Pamela's last post brought to mind something I read in Spike Lee's Gotta Have It, the journal and production notes for Lee's breakthrough film She's Gotta Have It. Here's Spike Lee:
"The majority of people can't spend forty dollars for a play, even the small plays. The Negro Ensemble Company is twenty-five dollars. That's five movies right there. The theater's not really acccessible and the shit that's accessible no one wants to see. The walk-on-the-stage-and-act-like-a-tree-shit. That's what white people call art."
This book was published back in 1987, when movies cost $5. And to their credit, the NEC is very accessible nowadays at $15 a ticket (what we charged for Torrid Affaire). However, I think it sums up the general attitude toward theatre rather succinctly. "I'd rather see a bad movie than a good play" as they say.
There is some truth to this cliche (otherwise it wouldn't have become a cliche), and Spike is absolutely right, overall. Tickets for the recently concluded run of Oscar Wilde's Salome, starring Al Pacino ran from $68 - $93! Yikes! I can rent Pacino AND Keanu Reeves for a couple of bucks down at Blockbuster! I can see Al on the big screen later this year in 88 Minutes for around $10 - $14 depending on what theater I hit. And I can bring a tub of popcorn and a ginormous soda into the theater with me.
On the other side of the theatrical equation, there's . . . well, I'm not sure. Living in Los Angeles is like being daily washed over by a tsunami of promotion and marketing, and it's sometimes hard to pick out smaller groups of artists struggling to make themselves heard among the din of "Industry" brouhaha and "Paid Escort" advertisements. I am fairly certain, given the size of this fair megaoplis that somewhere someone is in a green room preparing themselves to wadle onstage in a tree costume in an economically priced production of Rock Maple, a Dramedy.
Speaking of rock maples, read this:
"In order to be vital, tradtions have to be a part of what people do, not what they used to do." (from Thomas Chittendan's Town: A Story of Williston, Vermont by Willard Sterne Randall and Nancy Nahra.)

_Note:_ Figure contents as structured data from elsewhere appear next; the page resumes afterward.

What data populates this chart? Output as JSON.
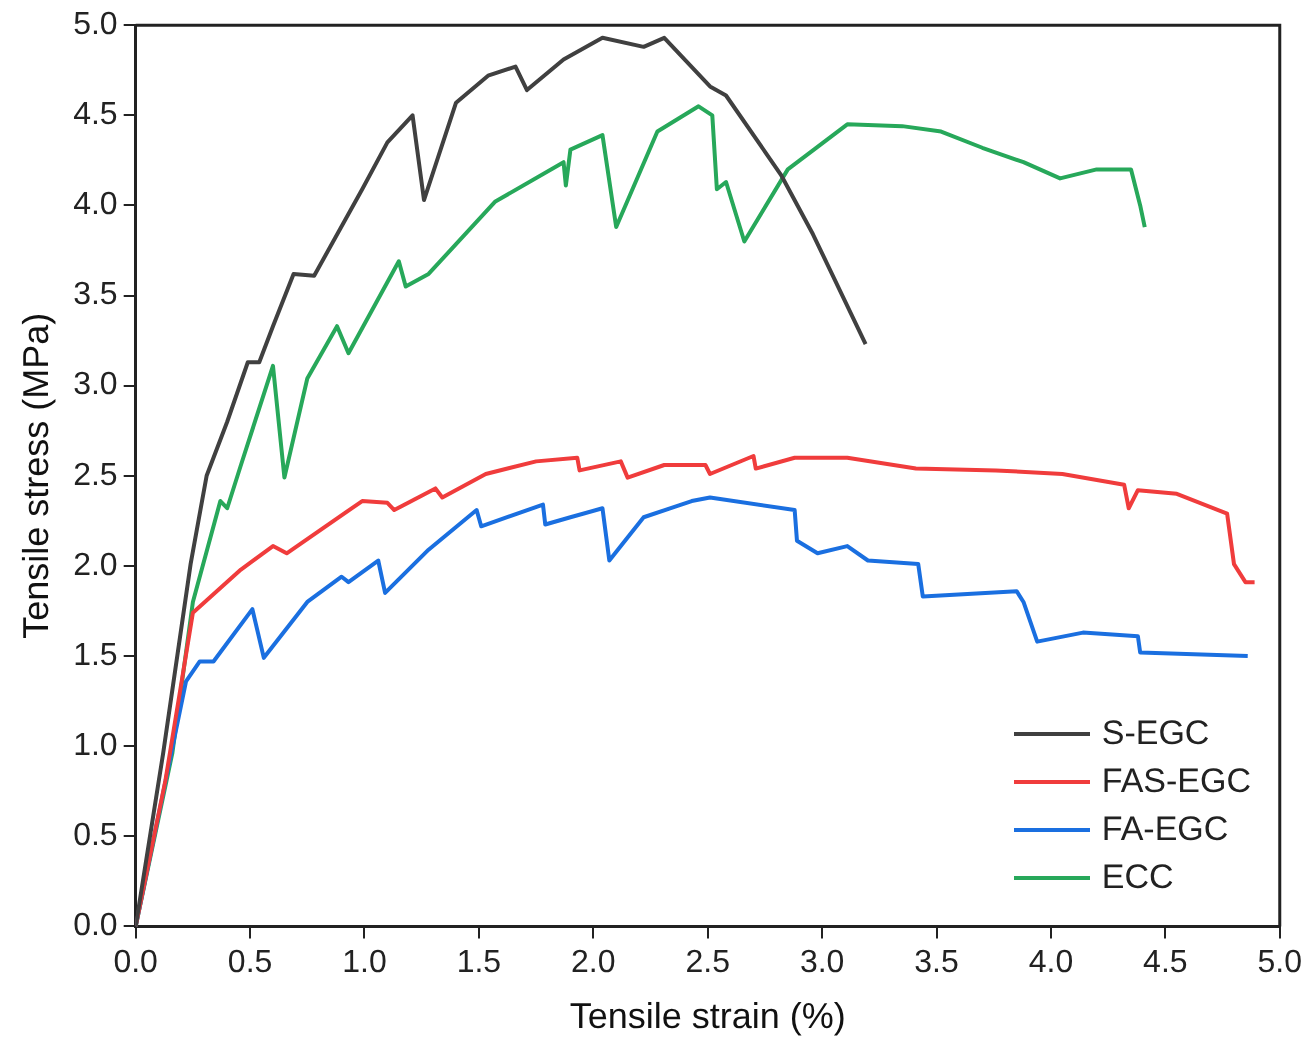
{
  "chart_data": {
    "type": "line",
    "xlabel": "Tensile strain (%)",
    "ylabel": "Tensile stress (MPa)",
    "legend": "bottom right",
    "grid": false,
    "marker": "none",
    "line_style": "solid",
    "xlim": [
      0,
      5
    ],
    "ylim": [
      0,
      5
    ],
    "xticks": [
      {
        "value": 0,
        "label": "0.0"
      },
      {
        "value": 0.5,
        "label": "0.5"
      },
      {
        "value": 1,
        "label": "1.0"
      },
      {
        "value": 1.5,
        "label": "1.5"
      },
      {
        "value": 2,
        "label": "2.0"
      },
      {
        "value": 2.5,
        "label": "2.5"
      },
      {
        "value": 3,
        "label": "3.0"
      },
      {
        "value": 3.5,
        "label": "3.5"
      },
      {
        "value": 4,
        "label": "4.0"
      },
      {
        "value": 4.5,
        "label": "4.5"
      },
      {
        "value": 5,
        "label": "5.0"
      }
    ],
    "yticks": [
      {
        "value": 0,
        "label": "0.0"
      },
      {
        "value": 0.5,
        "label": "0.5"
      },
      {
        "value": 1,
        "label": "1.0"
      },
      {
        "value": 1.5,
        "label": "1.5"
      },
      {
        "value": 2,
        "label": "2.0"
      },
      {
        "value": 2.5,
        "label": "2.5"
      },
      {
        "value": 3,
        "label": "3.0"
      },
      {
        "value": 3.5,
        "label": "3.5"
      },
      {
        "value": 4,
        "label": "4.0"
      },
      {
        "value": 4.5,
        "label": "4.5"
      },
      {
        "value": 5,
        "label": "5.0"
      }
    ],
    "series": [
      {
        "name": "S-EGC",
        "color": "#404040",
        "x": [
          0,
          0.12,
          0.24,
          0.31,
          0.4,
          0.49,
          0.54,
          0.6,
          0.69,
          0.78,
          0.99,
          1.1,
          1.21,
          1.26,
          1.4,
          1.54,
          1.66,
          1.71,
          1.87,
          2.04,
          2.22,
          2.31,
          2.51,
          2.58,
          2.82,
          2.96,
          3.19
        ],
        "values": [
          0,
          0.96,
          2.01,
          2.5,
          2.8,
          3.13,
          3.13,
          3.33,
          3.62,
          3.61,
          4.09,
          4.35,
          4.5,
          4.03,
          4.57,
          4.72,
          4.77,
          4.64,
          4.81,
          4.93,
          4.88,
          4.93,
          4.66,
          4.61,
          4.17,
          3.84,
          3.23
        ]
      },
      {
        "name": "FAS-EGC",
        "color": "#f03c3c",
        "x": [
          0,
          0.13,
          0.25,
          0.46,
          0.6,
          0.66,
          0.99,
          1.1,
          1.13,
          1.31,
          1.34,
          1.53,
          1.75,
          1.93,
          1.94,
          2.12,
          2.15,
          2.31,
          2.49,
          2.51,
          2.7,
          2.71,
          2.88,
          3.11,
          3.41,
          3.76,
          4.05,
          4.32,
          4.34,
          4.38,
          4.55,
          4.77,
          4.8,
          4.85,
          4.89
        ],
        "values": [
          0,
          0.81,
          1.74,
          1.98,
          2.11,
          2.07,
          2.36,
          2.35,
          2.31,
          2.43,
          2.38,
          2.51,
          2.58,
          2.6,
          2.53,
          2.58,
          2.49,
          2.56,
          2.56,
          2.51,
          2.61,
          2.54,
          2.6,
          2.6,
          2.54,
          2.53,
          2.51,
          2.45,
          2.32,
          2.42,
          2.4,
          2.29,
          2.01,
          1.91,
          1.91
        ]
      },
      {
        "name": "FA-EGC",
        "color": "#1a6fe0",
        "x": [
          0,
          0.22,
          0.28,
          0.34,
          0.51,
          0.56,
          0.75,
          0.9,
          0.93,
          1.06,
          1.09,
          1.28,
          1.49,
          1.51,
          1.78,
          1.79,
          1.9,
          2.04,
          2.07,
          2.22,
          2.43,
          2.51,
          2.88,
          2.89,
          2.98,
          3.11,
          3.2,
          3.42,
          3.44,
          3.85,
          3.88,
          3.94,
          4.14,
          4.38,
          4.39,
          4.86
        ],
        "values": [
          0,
          1.36,
          1.47,
          1.47,
          1.76,
          1.49,
          1.8,
          1.94,
          1.91,
          2.03,
          1.85,
          2.09,
          2.31,
          2.22,
          2.34,
          2.23,
          2.27,
          2.32,
          2.03,
          2.27,
          2.36,
          2.38,
          2.31,
          2.14,
          2.07,
          2.11,
          2.03,
          2.01,
          1.83,
          1.86,
          1.8,
          1.58,
          1.63,
          1.61,
          1.52,
          1.5
        ]
      },
      {
        "name": "ECC",
        "color": "#27a85a",
        "x": [
          0,
          0.16,
          0.25,
          0.37,
          0.4,
          0.46,
          0.6,
          0.65,
          0.75,
          0.88,
          0.93,
          1.15,
          1.18,
          1.28,
          1.57,
          1.87,
          1.88,
          1.9,
          2.04,
          2.1,
          2.28,
          2.46,
          2.52,
          2.54,
          2.58,
          2.66,
          2.85,
          3.11,
          3.35,
          3.52,
          3.7,
          3.88,
          4.04,
          4.2,
          4.35,
          4.39,
          4.41
        ],
        "values": [
          0,
          0.96,
          1.8,
          2.36,
          2.32,
          2.56,
          3.11,
          2.49,
          3.04,
          3.33,
          3.18,
          3.69,
          3.55,
          3.62,
          4.02,
          4.24,
          4.11,
          4.31,
          4.39,
          3.88,
          4.41,
          4.55,
          4.5,
          4.09,
          4.13,
          3.8,
          4.2,
          4.45,
          4.44,
          4.41,
          4.32,
          4.24,
          4.15,
          4.2,
          4.2,
          4.0,
          3.88
        ]
      }
    ]
  }
}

I found this quote on a calandar at my "day job", accompanying a picture of a rugged Vermonter tending the stove in a sugarhouse. The tradition of making maple syrup out of rock maple sap originates with the Native Americans; it's a very simple process that hasn't changed much over the years. You put the sap in a pot and boil it down to it's essence. Sort of like what a director does with an actor.
The point is, it is our job to make our tradition vital. It's more than just a matter of ticket prices or famous headliners. It's about finding what makes the theatre unique, and creating an experience for audiences that they cannot find anywhere else, an experience that can, as the great Peter Brook put it in his book The Empty Space, "evoke in audiences an undeniable hunger and thirst." "Necessary theatre-going" he called it, "The Immediate Theatre."
I'm not sure how to go about doing that. People are pretty damn cynical nowadays. In fact, cynicism is up there with know-it-all-ism and road-rage as national pastimes. I know I engage in all three - sometimes simultaneously! I can imagine a truly "popular" theatre (and I mean "popular" in its sweatiest, noisiest sense), and I know there are examples of such a beast far and wide, and brilliant artists making it happen. I seek them out where I can find them, and throw as much support to them as I can. I watch, I study, I learn. And when I mount a play, hopefully I bring my audiences closer to that hunger, closer to that thirst.
Now if you'll excuse me, I need to go make some pancakes.